Insecurity is freedom, as usual.

Intel already angered tons of enthusiasts who have no use for SGX by releasing a microcode update to lock out undervolting, due to that one exploit that relied on undervolting. Now everyone suffers from increased heat and power usage to protect against something they never needed protection from.


> Now everyone suffers from increased heat and power usage

Why?

And wasn't sgx removed from newer cpus anyways? At least in desktop/mobile space...


>Why?

because undervolting usually results in lower power draw/higher power efficiency


But they said "everyone" - I imagine undervolting would only be done by people trying to hack the sgx, or maybe try to save a bit of power. So I'd assume 99.99% of users would be unaffected? Or did the cpu undervolt automatically before the update?


FWIW I have undervolted every laptop I've ever had. It's a huge win in terms of battery life and often performance as well because you can avoid ever hitting the thermal envelope. It can be a 30% boost if you have good silicon.

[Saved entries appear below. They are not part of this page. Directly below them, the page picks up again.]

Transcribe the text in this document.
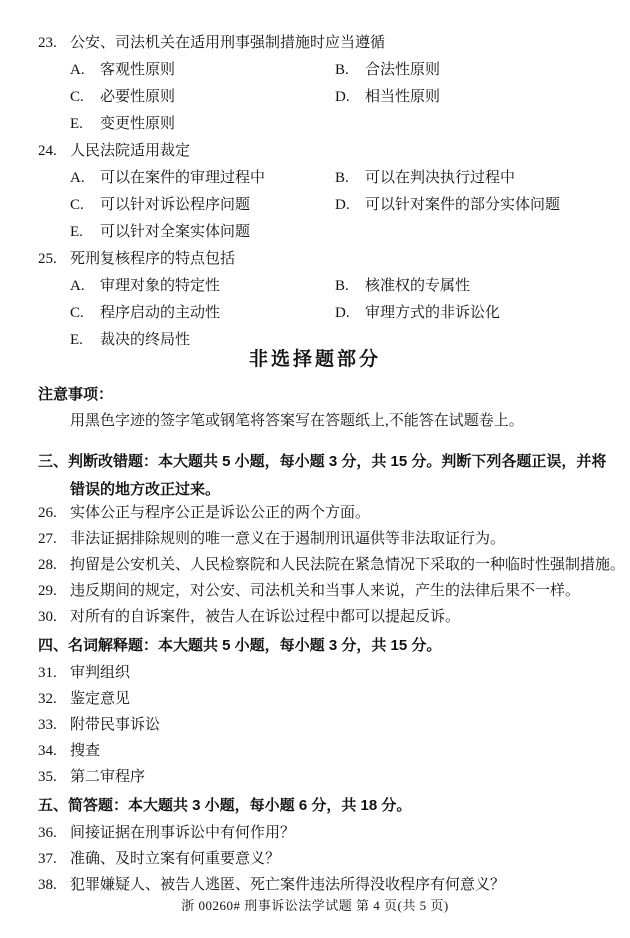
23. 公安、司法机关在适用刑事强制措施时应当遵循
A.	客观性原则	B.	合法性原则
C.	必要性原则	D.	相当性原则
E.	变更性原则
24. 人民法院适用裁定
A.	可以在案件的审理过程中	B.	可以在判决执行过程中
C.	可以针对诉讼程序问题	D.	可以针对案件的部分实体问题
E.	可以针对全案实体问题
25. 死刑复核程序的特点包括
A.	审理对象的特定性	B.	核准权的专属性
C.	程序启动的主动性	D.	审理方式的非诉讼化
E.	裁决的终局性
非选择题部分
注意事项：
用黑色字迹的签字笔或钢笔将答案写在答题纸上,不能答在试题卷上。
三、判断改错题：本大题共 5 小题，每小题 3 分，共 15 分。判断下列各题正误，并将错误的地方改正过来。
26. 实体公正与程序公正是诉讼公正的两个方面。
27. 非法证据排除规则的唯一意义在于遏制刑讯逼供等非法取证行为。
28. 拘留是公安机关、人民检察院和人民法院在紧急情况下采取的一种临时性强制措施。
29. 违反期间的规定，对公安、司法机关和当事人来说，产生的法律后果不一样。
30. 对所有的自诉案件，被告人在诉讼过程中都可以提起反诉。
四、名词解释题：本大题共 5 小题，每小题 3 分，共 15 分。
31. 审判组织
32. 鉴定意见
33. 附带民事诉讼
34. 搜查
35. 第二审程序
五、简答题：本大题共 3 小题，每小题 6 分，共 18 分。
36. 间接证据在刑事诉讼中有何作用？
37. 准确、及时立案有何重要意义？
38. 犯罪嫌疑人、被告人逃匿、死亡案件违法所得没收程序有何意义？
浙 00260# 刑事诉讼法学试题 第 4 页(共 5 页)
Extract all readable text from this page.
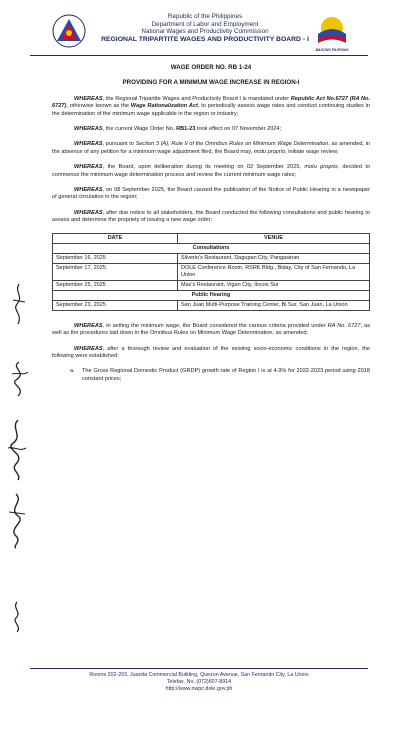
Republic of the Philippines
Department of Labor and Employment
National Wages and Productivity Commission
REGIONAL TRIPARTITE WAGES AND PRODUCTIVITY BOARD - I
BAGONG PILIPINAS
WAGE ORDER NO. RB 1-24
PROVIDING FOR A MINIMUM WAGE INCREASE IN REGION-I

WHEREAS, the Regional Tripartite Wages and Productivity Board I is mandated under Republic Act No.6727 (RA No. 6727), otherwise known as the Wage Rationalization Act, to periodically assess wage rates and conduct continuing studies in the determination of the minimum wage applicable in the region or industry;

WHEREAS, the current Wage Order No. RB1-23 took effect on 07 November 2024;

WHEREAS, pursuant to Section 3 (A), Rule II of the Omnibus Rules on Minimum Wage Determination, as amended, in the absence of any petition for a minimum wage adjustment filed, the Board may, motu proprio, initiate wage review;

WHEREAS, the Board, upon deliberation during its meeting on 02 September 2025, motu proprio, decided to commence the minimum wage determination process and review the current minimum wage rates;

WHEREAS, on 08 September 2025, the Board caused the publication of the Notice of Public Hearing in a newspaper of general circulation in the region;

WHEREAS, after due notice to all stakeholders, the Board conducted the following consultations and public hearing to assess and determine the propriety of issuing a new wage order:

DATE	VENUE
Consultations	
September 16, 2025	Silverio's Restaurant, Dagupan City, Pangasinan
September 17, 2025	DOLE Conference Room, RSRK Bldg., Biday, City of San Fernando, La Union
September 25, 2025	Max's Restaurant, Vigan City, Ilocos Sur
Public Hearing	
September 23, 2025	San Juan Multi-Purpose Training Center, Bi Sur, San Juan, La Union

WHEREAS, in setting the minimum wage, the Board considered the various criteria provided under RA No. 6727, as well as the procedures laid down in the Omnibus Rules on Minimum Wage Determination, as amended;

WHEREAS, after a thorough review and evaluation of the existing socio-economic conditions in the region, the following were established:

a. The Gross Regional Domestic Product (GRDP) growth rate of Region I is at 4.9% for 2022-2023 period using 2018 constant prices;
Rooms 202-203, Juanita Commercial Building, Quezon Avenue, San Fernando City, La Union
Telefax. No. (072)607-8914
http://www.nwpc.dole.gov.ph
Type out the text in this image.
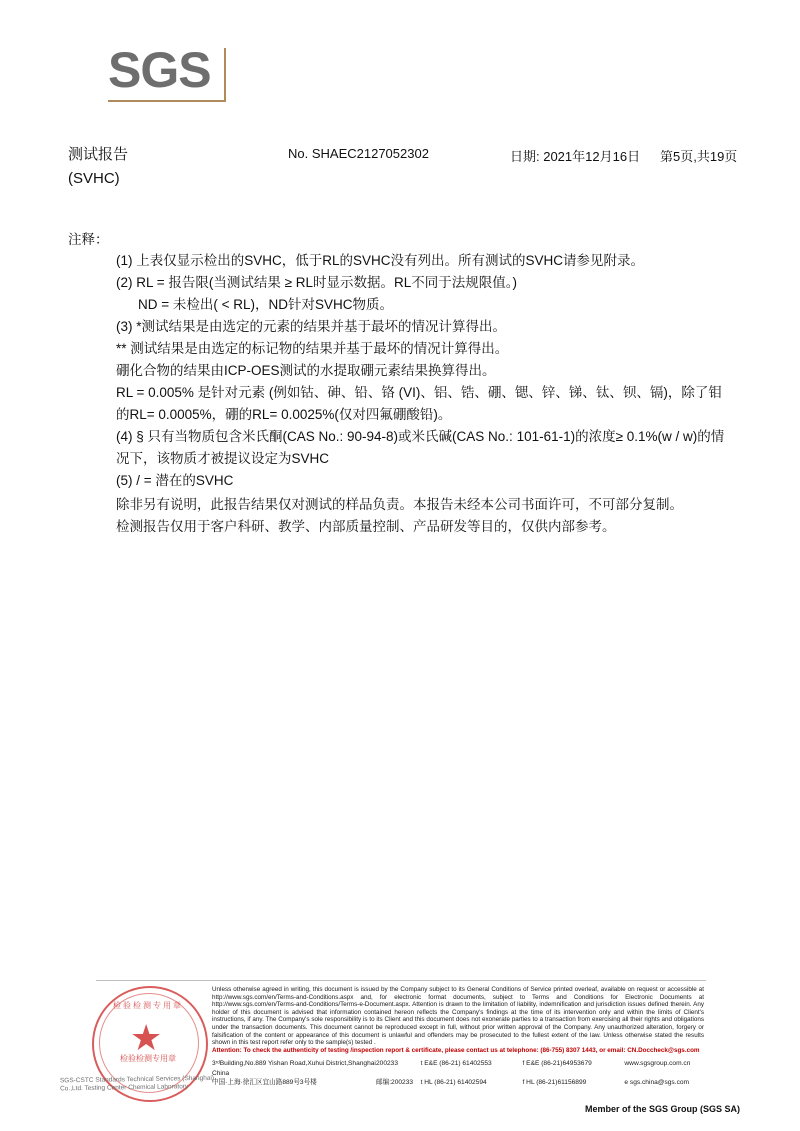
SGS
测试报告
(SVHC)
No. SHAEC2127052302	日期: 2021年12月16日 第5页,共19页
注释：
(1) 上表仅显示检出的SVHC，低于RL的SVHC没有列出。所有测试的SVHC请参见附录。
(2) RL = 报告限(当测试结果 ≥ RL时显示数据。RL不同于法规限值。)
ND = 未检出( < RL)，ND针对SVHC物质。
(3) *测试结果是由选定的元素的结果并基于最坏的情况计算得出。
** 测试结果是由选定的标记物的结果并基于最坏的情况计算得出。
硼化合物的结果由ICP-OES测试的水提取硼元素结果换算得出。
RL = 0.005% 是针对元素 (例如钴、砷、铅、铬 (VI)、铝、锆、硼、锶、锌、锑、钛、钡、镉)，除了钼的RL= 0.0005%，硼的RL= 0.0025%(仅对四氟硼酸铅)。
(4) § 只有当物质包含米氏酮(CAS No.: 90-94-8)或米氏碱(CAS No.: 101-61-1)的浓度≥ 0.1%(w / w)的情况下，该物质才被提议设定为SVHC
(5) / = 潜在的SVHC
除非另有说明，此报告结果仅对测试的样品负责。本报告未经本公司书面许可，不可部分复制。
检测报告仅用于客户科研、教学、内部质量控制、产品研发等目的，仅供内部参考。
检验检测专用章
★
检验检测专用章
SGS-CSTC Standards Technical Services (Shanghai) Co.,Ltd. Testing Center Chemical Laboratory
Unless otherwise agreed in writing, this document is issued by the Company subject to its General Conditions of Service printed overleaf, available on request or accessible at http://www.sgs.com/en/Terms-and-Conditions.aspx and, for electronic format documents, subject to Terms and Conditions for Electronic Documents at http://www.sgs.com/en/Terms-and-Conditions/Terms-e-Document.aspx. Attention is drawn to the limitation of liability, indemnification and jurisdiction issues defined therein. Any holder of this document is advised that information contained hereon reflects the Company's findings at the time of its intervention only and within the limits of Client's instructions, if any. The Company's sole responsibility is to its Client and this document does not exonerate parties to a transaction from exercising all their rights and obligations under the transaction documents. This document cannot be reproduced except in full, without prior written approval of the Company. Any unauthorized alteration, forgery or falsification of the content or appearance of this document is unlawful and offenders may be prosecuted to the fullest extent of the law. Unless otherwise stated the results shown in this test report refer only to the sample(s) tested .
Attention: To check the authenticity of testing /inspection report & certificate, please contact us at telephone: (86-755) 8307 1443, or email: CN.Doccheck@sgs.com
3ʳᵈBuilding,No.889 Yishan Road,Xuhui District,Shanghai China
200233	t E&E (86-21) 61402553	f E&E (86-21)64953679	www.sgsgroup.com.cn
中国·上海·徐汇区宜山路889号3号楼	邮编:200233	t HL (86-21) 61402594	f HL (86-21)61156899	e sgs.china@sgs.com
Member of the SGS Group (SGS SA)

Yes, and that also basically killed Blu-ray support on desktop, because DRM couldn’t be implemented in an acceptable matter otherwise. Fun thing of course is, that you can probably crack any Samsung or $random_cheap_brand Blu-ray player but there are too many of them so there isn’t any group focused on a “big fish to fry”.


Interesting how "security" these days almost always means securing corporations' bottom lines.


These days?

Intel, 1999: “The actual user of the PC — someone who can do anything they want — is the enemy.”

https://www.zdnet.com/article/the-biggest-security-threat-yo...


For some reason, I didn't really get your comment, and here is the quote from the article you linked that fixed it:

> Aucsmith said that more and more, software companies and content creators are targeting users as a major threat to security. The reason? With a few keystrokes, users could freely distribute "bits that have value," said Aucsmith -- copying such content as software, DVD video and other valuable data.

Ugh.

And that's not security. Nobody is compromised when someone copies those bits.